Now to another aspect of the disinformation campaign. To level the accusation that the Bangladesh media do not have the freedom to engage in independent reporting is another untruth bandied about by certain elements at home and abroad. One simply needs to go through the op-eds in the newspapers and observe the tenor of television talk shows on national politics to understand the falsehoods being voiced abroad about media freedom in the country.
It is obvious that those who have cheerfully been carrying on their campaign of disinformation about political realities in Bangladesh have ignored such historical truths as the national requirement of getting the country back on the rails of authentic history. For twenty-six years, in 1975-1996 and 2001-2006, Bangladesh remained in the grip of military and quasi-military rule. It was a period when the nation’s history fell prey to forces determined to push the country into an illiberal and communal mould. For the last many years, therefore, efforts have been geared toward a restoration of history on the basis of secular democracy.

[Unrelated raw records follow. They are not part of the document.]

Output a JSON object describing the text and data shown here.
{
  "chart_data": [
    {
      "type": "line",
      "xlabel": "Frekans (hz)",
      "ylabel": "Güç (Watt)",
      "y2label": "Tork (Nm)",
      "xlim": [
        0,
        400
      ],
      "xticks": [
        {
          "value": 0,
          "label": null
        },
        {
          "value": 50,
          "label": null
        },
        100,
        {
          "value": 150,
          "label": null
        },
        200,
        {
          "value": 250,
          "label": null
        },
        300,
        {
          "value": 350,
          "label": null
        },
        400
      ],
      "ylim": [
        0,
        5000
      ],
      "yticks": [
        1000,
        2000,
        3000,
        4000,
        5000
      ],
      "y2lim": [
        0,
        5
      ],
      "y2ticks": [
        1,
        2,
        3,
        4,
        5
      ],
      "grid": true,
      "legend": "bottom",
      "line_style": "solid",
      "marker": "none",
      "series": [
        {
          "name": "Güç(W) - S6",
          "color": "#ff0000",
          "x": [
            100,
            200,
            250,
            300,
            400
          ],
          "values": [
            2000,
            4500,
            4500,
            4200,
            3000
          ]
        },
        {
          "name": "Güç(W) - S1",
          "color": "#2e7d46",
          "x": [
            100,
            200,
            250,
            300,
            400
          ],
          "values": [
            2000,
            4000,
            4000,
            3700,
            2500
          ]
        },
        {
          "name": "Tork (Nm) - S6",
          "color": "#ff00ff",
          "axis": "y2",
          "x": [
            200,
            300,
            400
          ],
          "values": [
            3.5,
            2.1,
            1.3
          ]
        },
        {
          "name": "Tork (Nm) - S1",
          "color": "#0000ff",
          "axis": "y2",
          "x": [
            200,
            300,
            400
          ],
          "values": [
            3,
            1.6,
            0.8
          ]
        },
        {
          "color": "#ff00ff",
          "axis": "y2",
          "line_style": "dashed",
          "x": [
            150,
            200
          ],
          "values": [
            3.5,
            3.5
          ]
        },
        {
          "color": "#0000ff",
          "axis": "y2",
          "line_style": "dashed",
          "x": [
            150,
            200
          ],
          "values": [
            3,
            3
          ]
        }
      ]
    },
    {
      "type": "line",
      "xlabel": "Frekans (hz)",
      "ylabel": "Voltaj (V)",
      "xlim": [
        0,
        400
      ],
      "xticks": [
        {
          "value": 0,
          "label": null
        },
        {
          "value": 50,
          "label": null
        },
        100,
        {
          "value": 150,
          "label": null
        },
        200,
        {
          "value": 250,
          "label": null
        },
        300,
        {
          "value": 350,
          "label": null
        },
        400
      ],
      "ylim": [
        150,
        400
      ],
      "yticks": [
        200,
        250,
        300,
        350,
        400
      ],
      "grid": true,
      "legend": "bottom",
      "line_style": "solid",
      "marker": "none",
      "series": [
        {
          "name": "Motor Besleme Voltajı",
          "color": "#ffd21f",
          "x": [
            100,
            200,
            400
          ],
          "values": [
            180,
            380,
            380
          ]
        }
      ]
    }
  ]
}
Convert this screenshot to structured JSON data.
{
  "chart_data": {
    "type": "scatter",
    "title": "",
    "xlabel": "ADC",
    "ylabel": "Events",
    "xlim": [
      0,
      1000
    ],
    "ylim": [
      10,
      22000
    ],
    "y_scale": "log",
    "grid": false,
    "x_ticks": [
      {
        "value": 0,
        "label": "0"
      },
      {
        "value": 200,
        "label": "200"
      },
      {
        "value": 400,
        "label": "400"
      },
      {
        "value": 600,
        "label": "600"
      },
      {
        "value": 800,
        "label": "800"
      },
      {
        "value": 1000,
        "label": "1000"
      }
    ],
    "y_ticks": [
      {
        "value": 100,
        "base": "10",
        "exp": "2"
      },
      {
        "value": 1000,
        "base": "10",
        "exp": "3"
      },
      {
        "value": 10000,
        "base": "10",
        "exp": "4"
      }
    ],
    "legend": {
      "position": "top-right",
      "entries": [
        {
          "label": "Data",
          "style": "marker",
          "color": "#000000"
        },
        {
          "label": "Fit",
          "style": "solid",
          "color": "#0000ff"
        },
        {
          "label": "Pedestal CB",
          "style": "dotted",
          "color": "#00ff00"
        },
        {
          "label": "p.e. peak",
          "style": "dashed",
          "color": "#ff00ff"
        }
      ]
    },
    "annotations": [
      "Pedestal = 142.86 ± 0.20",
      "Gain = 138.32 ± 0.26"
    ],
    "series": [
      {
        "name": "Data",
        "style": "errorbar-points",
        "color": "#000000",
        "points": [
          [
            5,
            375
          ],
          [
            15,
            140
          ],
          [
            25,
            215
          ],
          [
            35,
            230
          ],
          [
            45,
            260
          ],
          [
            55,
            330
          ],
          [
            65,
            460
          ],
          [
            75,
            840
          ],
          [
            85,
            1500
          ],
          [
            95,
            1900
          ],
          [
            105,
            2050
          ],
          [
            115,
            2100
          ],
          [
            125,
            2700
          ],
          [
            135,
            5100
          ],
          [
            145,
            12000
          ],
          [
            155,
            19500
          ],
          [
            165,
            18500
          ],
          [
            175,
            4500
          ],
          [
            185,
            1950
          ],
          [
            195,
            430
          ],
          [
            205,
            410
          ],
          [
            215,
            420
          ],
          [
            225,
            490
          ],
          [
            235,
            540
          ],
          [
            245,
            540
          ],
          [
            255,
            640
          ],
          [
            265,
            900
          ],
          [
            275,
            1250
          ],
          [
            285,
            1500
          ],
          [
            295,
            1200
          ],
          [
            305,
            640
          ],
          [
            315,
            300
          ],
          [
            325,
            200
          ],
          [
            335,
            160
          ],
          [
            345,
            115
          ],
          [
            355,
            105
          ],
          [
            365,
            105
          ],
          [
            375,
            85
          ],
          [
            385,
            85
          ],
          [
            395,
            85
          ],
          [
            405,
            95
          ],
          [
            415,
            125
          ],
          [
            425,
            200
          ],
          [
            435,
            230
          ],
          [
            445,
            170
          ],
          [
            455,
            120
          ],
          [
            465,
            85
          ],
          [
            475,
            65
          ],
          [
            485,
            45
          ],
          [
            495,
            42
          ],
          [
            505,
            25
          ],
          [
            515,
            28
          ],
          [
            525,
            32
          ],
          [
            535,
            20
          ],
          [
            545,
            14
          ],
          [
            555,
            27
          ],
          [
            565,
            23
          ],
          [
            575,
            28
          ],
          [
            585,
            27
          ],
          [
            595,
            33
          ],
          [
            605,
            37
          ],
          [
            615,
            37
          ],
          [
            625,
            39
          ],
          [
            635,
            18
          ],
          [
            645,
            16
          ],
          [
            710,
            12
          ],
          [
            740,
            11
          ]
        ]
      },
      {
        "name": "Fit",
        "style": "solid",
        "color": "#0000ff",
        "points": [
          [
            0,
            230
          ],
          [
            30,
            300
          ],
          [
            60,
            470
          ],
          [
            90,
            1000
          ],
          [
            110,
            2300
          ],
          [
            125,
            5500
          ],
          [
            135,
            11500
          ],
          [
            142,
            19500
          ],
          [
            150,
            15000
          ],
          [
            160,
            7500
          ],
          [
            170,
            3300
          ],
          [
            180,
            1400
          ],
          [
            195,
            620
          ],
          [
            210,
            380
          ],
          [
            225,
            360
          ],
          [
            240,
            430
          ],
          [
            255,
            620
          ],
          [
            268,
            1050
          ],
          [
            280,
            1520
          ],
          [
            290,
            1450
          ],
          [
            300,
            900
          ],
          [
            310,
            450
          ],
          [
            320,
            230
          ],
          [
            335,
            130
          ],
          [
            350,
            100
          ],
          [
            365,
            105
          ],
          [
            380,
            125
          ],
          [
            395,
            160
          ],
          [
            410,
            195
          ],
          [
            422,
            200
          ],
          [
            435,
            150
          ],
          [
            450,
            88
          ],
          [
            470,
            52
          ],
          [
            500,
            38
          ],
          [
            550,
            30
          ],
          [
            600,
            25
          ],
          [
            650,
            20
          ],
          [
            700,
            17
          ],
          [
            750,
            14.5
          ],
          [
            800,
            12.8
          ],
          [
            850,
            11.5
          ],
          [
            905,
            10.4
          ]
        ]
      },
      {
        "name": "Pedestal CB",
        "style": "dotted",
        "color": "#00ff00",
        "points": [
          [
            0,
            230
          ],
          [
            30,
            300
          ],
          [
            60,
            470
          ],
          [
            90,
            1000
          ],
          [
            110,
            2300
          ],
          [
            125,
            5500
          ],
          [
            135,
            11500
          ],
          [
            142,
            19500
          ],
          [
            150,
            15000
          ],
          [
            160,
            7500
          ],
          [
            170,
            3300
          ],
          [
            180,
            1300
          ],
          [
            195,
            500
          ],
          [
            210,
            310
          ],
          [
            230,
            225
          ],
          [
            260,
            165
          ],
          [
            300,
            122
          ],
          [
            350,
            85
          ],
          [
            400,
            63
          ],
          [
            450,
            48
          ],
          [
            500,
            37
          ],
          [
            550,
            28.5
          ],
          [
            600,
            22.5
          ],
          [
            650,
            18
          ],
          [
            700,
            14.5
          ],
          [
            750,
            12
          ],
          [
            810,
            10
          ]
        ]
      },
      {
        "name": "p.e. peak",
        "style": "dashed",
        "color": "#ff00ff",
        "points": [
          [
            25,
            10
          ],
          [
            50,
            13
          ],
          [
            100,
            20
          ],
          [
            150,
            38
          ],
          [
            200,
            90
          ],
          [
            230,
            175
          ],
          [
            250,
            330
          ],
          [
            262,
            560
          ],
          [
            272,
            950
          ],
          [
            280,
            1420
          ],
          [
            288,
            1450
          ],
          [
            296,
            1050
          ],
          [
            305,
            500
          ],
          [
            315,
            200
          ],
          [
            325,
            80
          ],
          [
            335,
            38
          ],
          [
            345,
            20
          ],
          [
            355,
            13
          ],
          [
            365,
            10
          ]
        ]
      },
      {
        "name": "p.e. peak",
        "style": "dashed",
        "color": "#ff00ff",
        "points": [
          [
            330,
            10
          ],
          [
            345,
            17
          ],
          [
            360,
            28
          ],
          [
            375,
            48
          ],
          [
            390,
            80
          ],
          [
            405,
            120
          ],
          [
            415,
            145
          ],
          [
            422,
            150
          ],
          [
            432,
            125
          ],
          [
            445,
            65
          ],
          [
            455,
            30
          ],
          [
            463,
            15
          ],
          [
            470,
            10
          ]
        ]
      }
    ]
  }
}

The government has in the last fourteen years cracked down hard on Islamist militants. It remains focused on ferreting out remnants of such elements through unceasing operations by the security forces throughout the country. Such truths are carefully concealed or overlooked by those producing and disseminating disinformation against Bangladesh. Again, part of the disinformation campaign has had to do with the relocation of segments of the Rohingya refugee population to Bhashan Char from the crowded camps in Cox’s Bazar. The criticism has related to the so-called insecurity, isolation and vulnerability to nature’s fury of the refugees. And yet the Rohingyas, in Cox’s Bazar and Bhashan Char, more than a million of them, have been cared for with due diligence and adherence to humanitarian principles by the Bangladesh authorities.
Bangladesh is not being administered by an authoritarian regime but by a government which is battling demons massed around it and the country. The feeling, a credible one, has grown in the country that this disinformation campaign, coming in tandem with the insistence on fair elections by Western governments, is but a subtle, carefully orchestrated campaign to unseat the government led by Prime Minister Sheikh Hasina from power.
No government is perfect. No country is paradise. No one pretends that everything is right with Bangladesh. In equal measure, no one should draw the conclusion that everything is wrong with the country.
And here’s the final point. No country with self-esteem, and for all the travails it goes through, will permit propaganda fashioned and publicised abroad to undermine its politics and its constitutional base.
The writer Syed Badrul Ahsan is a London-based journalist, author and analyst of politics and diplomacy.